7. Assim, ausentes os requisitos legais para a concessão do benefício, impossível acolher a pretensão autoral, uma vez que o auxílio-acidente visa a indenizar e a compensar o Segurado que não possui plena capacidade de trabalho em razão do acidente sofrido, não bastando, portanto, apenas a comprovação de um dano à saúde do Segurado, quando o comprometimento da sua capacidade laborativa não se mostre configurado ou quando não houver qualquer relação com sua atividade laboral.
8. Agravo Interno do Particular a que se nega provimento.
(AgInt no AREsp 1407898 / SP, 1ª. Turma, Rel. Ministro NAPOLEÃO NUNES MAIA FILHO, DJe 22/08/2019)
PREVIDENCIÁRIO E PROCESSUAL CIVIL. OFENSA AO ART. 535 DO CPC/1973 NÃO CONFIGURADA. AUXÍLIO-ACIDENTE. NEXO CAUSAL E DE INCAPACIDADE LABORAL RECONHECIDOS. LAUDO PERICIAL. LIVRE CONVENCIMENTO MOTIVADO DO JUIZ. PRETENSÃO DE REEXAME DE PROVAS. SÚMULA 7/STJ.
1. No que se refere à alegada afronta ao disposto no art. 535, inciso II, do CPC/1973, o julgado recorrido não padece de omissão, porquanto decidiu fundamentadamente a quaestio trazida à sua análise, não podendo ser considerado nulo tão somente porque contrário aos interesses da parte.
2. Hipótese em que a Corte de origem, com base no contexto fático-probatório, entendeu devida a concessão do auxílio pretendido. Desse modo, rever a conclusão a que chegou o acórdão impugnado é inviável no Superior Tribunal de Justiça, ante o óbice da Súmula 7/STJ: "A pretensão de simples reexame de prova não enseja Recurso Especial."
3. O STJ possui jurisprudência firme e consolidada de que, com base no livre convencimento motivado, pode o juiz ir contra o laudo pericial, se houver nos autos outras provas em sentido contrário que deem sustentação à sua decisão.
4. Recurso Especial parcialmente conhecido e, nessa parte, não provido.
(REsp 1658344 / PE, 2ª.Turma, Rel. Ministro HERMAN BENJAMIN, DJe 18/04/2017)

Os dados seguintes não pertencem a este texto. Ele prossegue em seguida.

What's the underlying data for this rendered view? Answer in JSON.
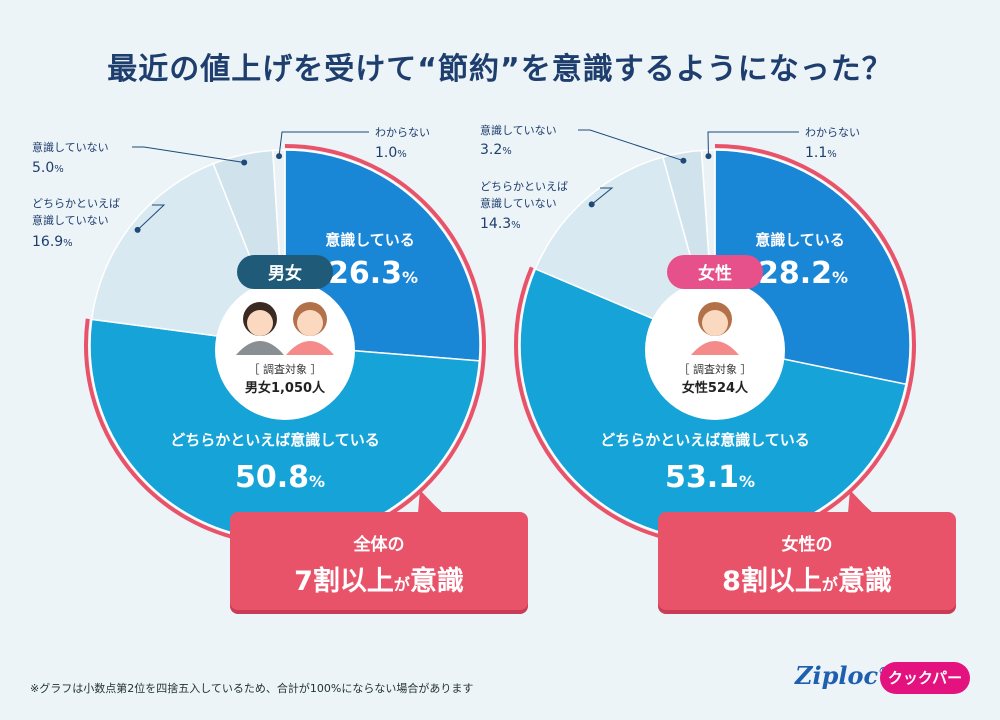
{
  "title": "最近の値上げを受けて“節約”を意識するようになった？",
  "footnote": "※グラフは小数点第2位を四捨五入しているため、合計が100%にならない場合があります",
  "logos": {
    "ziploc": "Ziploc",
    "ziploc_mark": "®",
    "cook": "クックパー"
  },
  "colors": {
    "conscious": "#1a86d6",
    "somewhat_conscious": "#16a3d8",
    "somewhat_not": "#d8e9f1",
    "not": "#d0e3ec",
    "unknown": "#ebf2f6",
    "accent": "#e9536a"
  },
  "chart_data": [
    {
      "type": "pie",
      "badge": "男女",
      "sample_label": "［ 調査対象 ］",
      "sample": "男女1,050人",
      "slices": [
        {
          "label": "意識している",
          "value": 26.3,
          "display": "26.3"
        },
        {
          "label": "どちらかといえば意識している",
          "value": 50.8,
          "display": "50.8"
        },
        {
          "label": "どちらかといえば意識していない",
          "value": 16.9,
          "display": "16.9"
        },
        {
          "label": "意識していない",
          "value": 5.0,
          "display": "5.0"
        },
        {
          "label": "わからない",
          "value": 1.0,
          "display": "1.0"
        }
      ],
      "callout": {
        "line1": "全体の",
        "big": "7割以上",
        "small": "が",
        "end": "意識"
      }
    },
    {
      "type": "pie",
      "badge": "女性",
      "sample_label": "［ 調査対象 ］",
      "sample": "女性524人",
      "slices": [
        {
          "label": "意識している",
          "value": 28.2,
          "display": "28.2"
        },
        {
          "label": "どちらかといえば意識している",
          "value": 53.1,
          "display": "53.1"
        },
        {
          "label": "どちらかといえば意識していない",
          "value": 14.3,
          "display": "14.3"
        },
        {
          "label": "意識していない",
          "value": 3.2,
          "display": "3.2"
        },
        {
          "label": "わからない",
          "value": 1.1,
          "display": "1.1"
        }
      ],
      "callout": {
        "line1": "女性の",
        "big": "8割以上",
        "small": "が",
        "end": "意識"
      }
    }
  ]
}
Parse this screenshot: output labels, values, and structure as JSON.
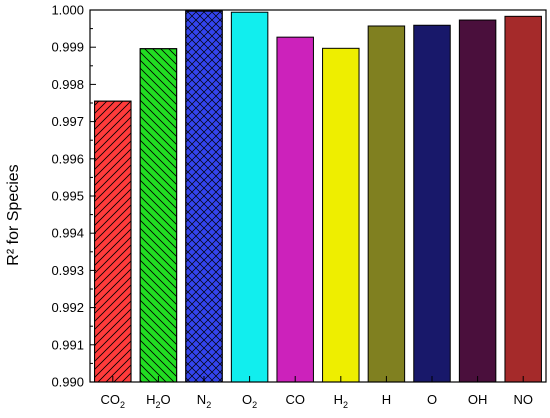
{
  "chart_data": {
    "type": "bar",
    "title": "",
    "xlabel": "",
    "ylabel": "R² for Species",
    "ylim": [
      0.99,
      1.0
    ],
    "yticks": [
      "0.990",
      "0.991",
      "0.992",
      "0.993",
      "0.994",
      "0.995",
      "0.996",
      "0.997",
      "0.998",
      "0.999",
      "1.000"
    ],
    "grid": false,
    "legend": "none",
    "categories": [
      {
        "base": "CO",
        "sub": "2"
      },
      {
        "base": "H",
        "sub": "2",
        "tail": "O"
      },
      {
        "base": "N",
        "sub": "2"
      },
      {
        "base": "O",
        "sub": "2"
      },
      {
        "base": "CO"
      },
      {
        "base": "H",
        "sub": "2"
      },
      {
        "base": "H"
      },
      {
        "base": "O"
      },
      {
        "base": "OH"
      },
      {
        "base": "NO"
      }
    ],
    "values": [
      0.99755,
      0.99896,
      0.99997,
      0.99994,
      0.99927,
      0.99897,
      0.99957,
      0.99959,
      0.99973,
      0.99983
    ],
    "colors": [
      "#ff3b3b",
      "#22dd22",
      "#3344ee",
      "#11eeee",
      "#cc22bb",
      "#eeee00",
      "#808020",
      "#18186a",
      "#4a0f3c",
      "#a52a2a"
    ],
    "patterns": [
      "diag-right",
      "diag-left",
      "crosshatch",
      "none",
      "none",
      "none",
      "none",
      "none",
      "none",
      "none"
    ]
  }
}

Minha preocupação específica é a circunstância concreta onde o julgador ignore completamente a conclusão pericial quanto a uma circunstância (clínica) que é condição sine qua non para o julgamento da causa previdenciária que discuta incapacidade ou impedimento (se se trate de benefício assistencial). Não porque o diz a lei (e daí ser de menor importância discutir-se tarifação de prova), mas, sim, porque é atribuição do médico dar a definição técnico-científica sobre incapacidade, ainda que, juridicamente, incapacidade possa ter contornos mais peculiares.

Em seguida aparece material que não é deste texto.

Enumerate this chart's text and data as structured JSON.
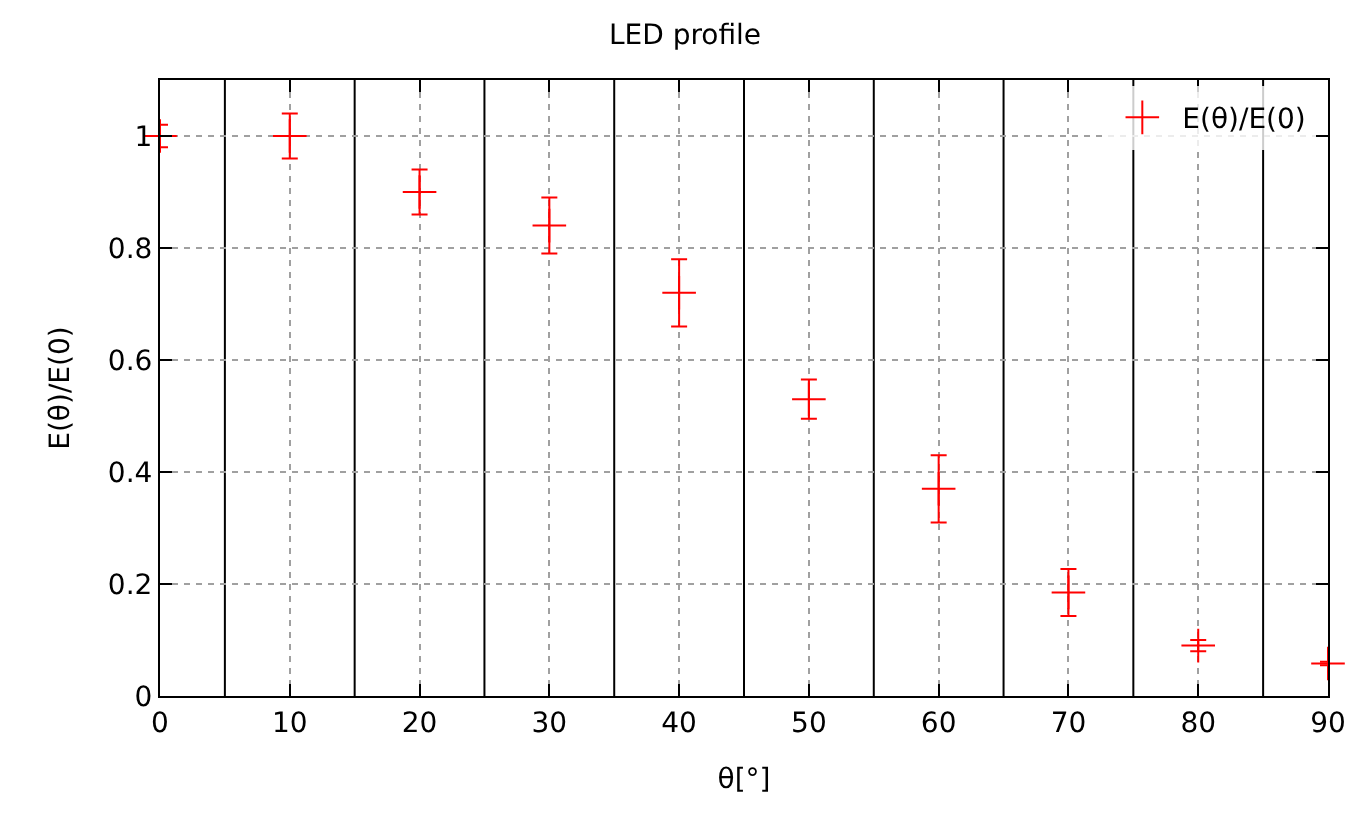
{
  "chart_data": {
    "type": "scatter",
    "title": "LED profile",
    "xlabel": "θ[°]",
    "ylabel": "E(θ)/E(0)",
    "x": [
      0,
      10,
      20,
      30,
      40,
      50,
      60,
      70,
      80,
      90
    ],
    "series": [
      {
        "name": "E(θ)/E(0)",
        "color": "#ff0000",
        "values": [
          1.0,
          1.0,
          0.9,
          0.84,
          0.72,
          0.53,
          0.37,
          0.185,
          0.09,
          0.058
        ],
        "errors": [
          0.02,
          0.04,
          0.04,
          0.05,
          0.06,
          0.035,
          0.06,
          0.042,
          0.01,
          0.003
        ]
      }
    ],
    "xlim": [
      0,
      90
    ],
    "xticks": [
      0,
      10,
      20,
      30,
      40,
      50,
      60,
      70,
      80,
      90
    ],
    "ylim": [
      0,
      1.1
    ],
    "yticks": [
      0,
      0.2,
      0.4,
      0.6,
      0.8,
      1
    ],
    "ref_lines": [
      {
        "axis": "x",
        "value": 5,
        "color": "#000000"
      },
      {
        "axis": "x",
        "value": 15,
        "color": "#000000"
      },
      {
        "axis": "x",
        "value": 25,
        "color": "#000000"
      },
      {
        "axis": "x",
        "value": 35,
        "color": "#000000"
      },
      {
        "axis": "x",
        "value": 45,
        "color": "#000000"
      },
      {
        "axis": "x",
        "value": 55,
        "color": "#000000"
      },
      {
        "axis": "x",
        "value": 65,
        "color": "#000000"
      },
      {
        "axis": "x",
        "value": 75,
        "color": "#000000"
      },
      {
        "axis": "x",
        "value": 85,
        "color": "#000000"
      }
    ],
    "grid": true,
    "legend": "top right",
    "marker": "cross"
  }
}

Daí porque esse Colegiado tem observado, linhas gerais, o seguinte precedente:
"EMENTA PEDIDO DE UNIFORMIZAÇÃO NACIONAL. DIREITO CONSTITUCIONAL E DIREITO PROCESSUAL CIVIL. AUXÍLIO-DOENÇA. DATA DE INÍCIO DA INCAPACIDADE. PERÍCIA MÉDICA JUDICIAL. REALIZAÇÃO INDEFERIDA. CERCEAMENTO DE DEFESA. NULIDADE. PEDIDO DE UNIFORMIZAÇÃO PREJUDICADO.
1. A realização de perícia judicial é imprescindível para a análise da condição laborativa do requerente a aposentadoria por invalidez ou auxílio-doença, assim como para a verificação da data do início da incapacidade.
2. Há cerceamento de defesa quando a decisão recorrida conclui, sem a produção de perícia médica judicial, que a incapacidade é posterior à perda da qualidade de segurado.
3. Acórdão recorrido e sentença anulados de ofício, com retorno dos autos à origem o para a produção de prova pericial, considerando-se prejudicado o Pedido de Uniformização. (PEDILEF 2006.71.95.007523-7, relator para o acórdão: José Antonio Savaris, data de julgamento 11.10.2010).
Isso tem se repetido em tema bastante similar a este em julgamento, destacando que o afastamento da prova pericial somente pode se dar motivadamente:
"PEDIDO DE UNIFORMIZAÇÃO DE INTERPRETAÇÃO DE LEI FEDERAL. PREVIDENCIÁRIO. RESTABELECIMENTO DE AUXÍLIO-DOENÇA. LAUDO MÉDICO PERICIAL QUE RECONHECE A CAPACIDADE PARA O TRABALHO E QUE NÃO É AFASTADO PELA TURMA DE ORIGEM. BENEFÍCIO DEFERIDO COM FUNDAMENTO NA PANDEMIA DE COVID-19. IMPOSSIBILIDADE DE CRIAÇÃO DE POLÍTICA PÚBLICA PELO PODER JUDICIÁRIO. INCIDENTE CONHECIDO E PROVIDO.
1. O Juiz não está adstrito ao laudo pericial, podendo formar seu convencimento com outros elementos ou fatos provados nos autos. Portanto, com base no livre convencimento motivado, o Magistrado pode reconhecer a incapacidade para o trabalho e conceder o benefício previdenciário de auxílio-doença, afastando-se da conclusão do laudo médico judicial.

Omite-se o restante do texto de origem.